Mountain Climbers
High plank with rapid alternating knee drives — classic full-body conditioning, runs anywhere with no equipment.
Level: Beginner
Primary: Cardio Full Body
Movement: Compound
Type: Aerobic (Cardio) Anaerobic Intervals (HIIT / Bootcamp / Circuit)
Equipment: Body Weight
Sports: MMA Rock Climbing Wrestling
Target muscles
The hip flexors drive each knee up. The quadriceps and calves drive each step. The shoulders, chest, and triceps hold the plank position. The trunk braces continuously.
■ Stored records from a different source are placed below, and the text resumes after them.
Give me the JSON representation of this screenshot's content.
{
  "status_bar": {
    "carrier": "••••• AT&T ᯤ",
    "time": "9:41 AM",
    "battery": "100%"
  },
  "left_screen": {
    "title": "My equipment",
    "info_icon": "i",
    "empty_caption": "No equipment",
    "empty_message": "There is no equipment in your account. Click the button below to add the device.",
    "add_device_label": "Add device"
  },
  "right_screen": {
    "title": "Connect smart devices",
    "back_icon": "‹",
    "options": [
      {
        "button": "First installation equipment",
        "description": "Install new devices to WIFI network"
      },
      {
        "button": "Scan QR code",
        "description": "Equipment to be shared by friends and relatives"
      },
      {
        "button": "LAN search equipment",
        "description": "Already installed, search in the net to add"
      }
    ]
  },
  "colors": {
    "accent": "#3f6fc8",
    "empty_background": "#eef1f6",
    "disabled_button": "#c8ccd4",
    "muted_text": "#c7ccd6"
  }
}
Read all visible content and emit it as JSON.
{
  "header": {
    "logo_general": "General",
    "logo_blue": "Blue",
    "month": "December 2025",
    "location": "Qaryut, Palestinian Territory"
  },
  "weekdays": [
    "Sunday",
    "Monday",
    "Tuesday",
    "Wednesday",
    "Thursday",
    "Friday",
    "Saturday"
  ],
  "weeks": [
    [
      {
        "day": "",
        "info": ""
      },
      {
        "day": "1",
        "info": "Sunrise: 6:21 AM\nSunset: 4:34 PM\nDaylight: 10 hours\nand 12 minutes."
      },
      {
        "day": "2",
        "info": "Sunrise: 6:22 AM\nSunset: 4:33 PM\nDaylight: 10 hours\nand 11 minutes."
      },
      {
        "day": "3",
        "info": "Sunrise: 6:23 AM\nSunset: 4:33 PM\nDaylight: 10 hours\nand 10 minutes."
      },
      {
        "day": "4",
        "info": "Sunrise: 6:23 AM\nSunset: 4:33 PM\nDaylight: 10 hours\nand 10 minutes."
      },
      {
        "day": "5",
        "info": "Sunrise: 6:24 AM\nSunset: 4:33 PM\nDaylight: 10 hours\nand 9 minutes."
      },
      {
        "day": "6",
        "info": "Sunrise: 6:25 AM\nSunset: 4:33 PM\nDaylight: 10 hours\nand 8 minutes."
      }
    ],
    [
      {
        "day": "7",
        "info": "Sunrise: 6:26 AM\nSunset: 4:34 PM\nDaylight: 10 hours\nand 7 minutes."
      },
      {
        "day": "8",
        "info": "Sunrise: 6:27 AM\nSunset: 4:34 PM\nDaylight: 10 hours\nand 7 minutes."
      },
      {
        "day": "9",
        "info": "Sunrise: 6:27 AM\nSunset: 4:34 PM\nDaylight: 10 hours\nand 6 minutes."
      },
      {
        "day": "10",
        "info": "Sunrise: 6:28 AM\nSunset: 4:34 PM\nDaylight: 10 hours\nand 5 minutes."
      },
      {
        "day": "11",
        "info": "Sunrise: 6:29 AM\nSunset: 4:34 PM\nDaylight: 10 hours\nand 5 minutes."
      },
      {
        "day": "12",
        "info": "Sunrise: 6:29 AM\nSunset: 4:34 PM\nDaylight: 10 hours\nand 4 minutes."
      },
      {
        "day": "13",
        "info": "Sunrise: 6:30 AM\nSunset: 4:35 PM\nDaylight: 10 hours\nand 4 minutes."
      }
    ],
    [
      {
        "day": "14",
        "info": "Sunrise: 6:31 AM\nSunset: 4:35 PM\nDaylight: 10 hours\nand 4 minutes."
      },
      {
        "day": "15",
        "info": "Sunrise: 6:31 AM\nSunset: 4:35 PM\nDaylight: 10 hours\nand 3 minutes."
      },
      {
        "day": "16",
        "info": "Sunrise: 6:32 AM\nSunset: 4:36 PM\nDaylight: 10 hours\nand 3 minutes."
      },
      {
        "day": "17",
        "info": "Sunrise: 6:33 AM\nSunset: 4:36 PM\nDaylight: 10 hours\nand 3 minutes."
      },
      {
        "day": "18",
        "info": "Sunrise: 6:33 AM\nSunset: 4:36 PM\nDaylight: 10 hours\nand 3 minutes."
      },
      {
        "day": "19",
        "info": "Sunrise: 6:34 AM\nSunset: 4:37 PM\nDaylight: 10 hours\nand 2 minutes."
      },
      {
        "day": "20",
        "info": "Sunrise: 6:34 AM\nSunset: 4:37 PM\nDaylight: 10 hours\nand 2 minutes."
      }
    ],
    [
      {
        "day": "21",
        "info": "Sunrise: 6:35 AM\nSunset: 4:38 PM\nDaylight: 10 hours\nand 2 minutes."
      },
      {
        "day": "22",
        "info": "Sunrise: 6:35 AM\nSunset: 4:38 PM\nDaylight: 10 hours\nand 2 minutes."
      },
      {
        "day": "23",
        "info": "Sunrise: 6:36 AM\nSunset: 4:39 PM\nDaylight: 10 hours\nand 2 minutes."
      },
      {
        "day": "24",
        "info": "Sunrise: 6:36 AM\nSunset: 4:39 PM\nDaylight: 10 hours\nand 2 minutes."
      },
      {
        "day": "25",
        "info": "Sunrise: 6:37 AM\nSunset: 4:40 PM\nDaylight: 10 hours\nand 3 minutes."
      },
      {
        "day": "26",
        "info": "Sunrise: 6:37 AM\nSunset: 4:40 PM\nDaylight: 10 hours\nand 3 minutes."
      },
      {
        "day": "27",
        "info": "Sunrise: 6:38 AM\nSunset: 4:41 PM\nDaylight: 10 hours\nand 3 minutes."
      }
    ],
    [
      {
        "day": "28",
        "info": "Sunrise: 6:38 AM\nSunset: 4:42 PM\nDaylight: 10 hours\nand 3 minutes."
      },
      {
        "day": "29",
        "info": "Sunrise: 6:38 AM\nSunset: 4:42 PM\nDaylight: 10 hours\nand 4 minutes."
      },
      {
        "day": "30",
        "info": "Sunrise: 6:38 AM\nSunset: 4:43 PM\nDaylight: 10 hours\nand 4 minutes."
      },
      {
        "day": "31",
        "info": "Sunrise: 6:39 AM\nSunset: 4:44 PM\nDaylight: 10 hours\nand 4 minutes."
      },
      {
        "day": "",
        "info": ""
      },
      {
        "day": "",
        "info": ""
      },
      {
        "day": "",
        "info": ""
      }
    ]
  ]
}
The cardiovascular cost is high.
How to perform
Setup
Begin in a high push-up position with hands directly under the shoulders. Trunk braced.
Execution
Drive one knee toward the chest. Quickly switch legs in a running motion. Keep the hips low and core tight. Continuous alternating tempo.
Common mistakes
- Hips piking up.
- Sagging plank.
- Going too fast and losing form.
- Bouncing the body.
- Holding the breath.
Progressions and regressions
Regress to slow controlled mountain climbers. To progress, work for time, increase pace, or add a med ball.
Programming notes
Excellent conditioning. 3 sets of 30-60 seconds, twice a week.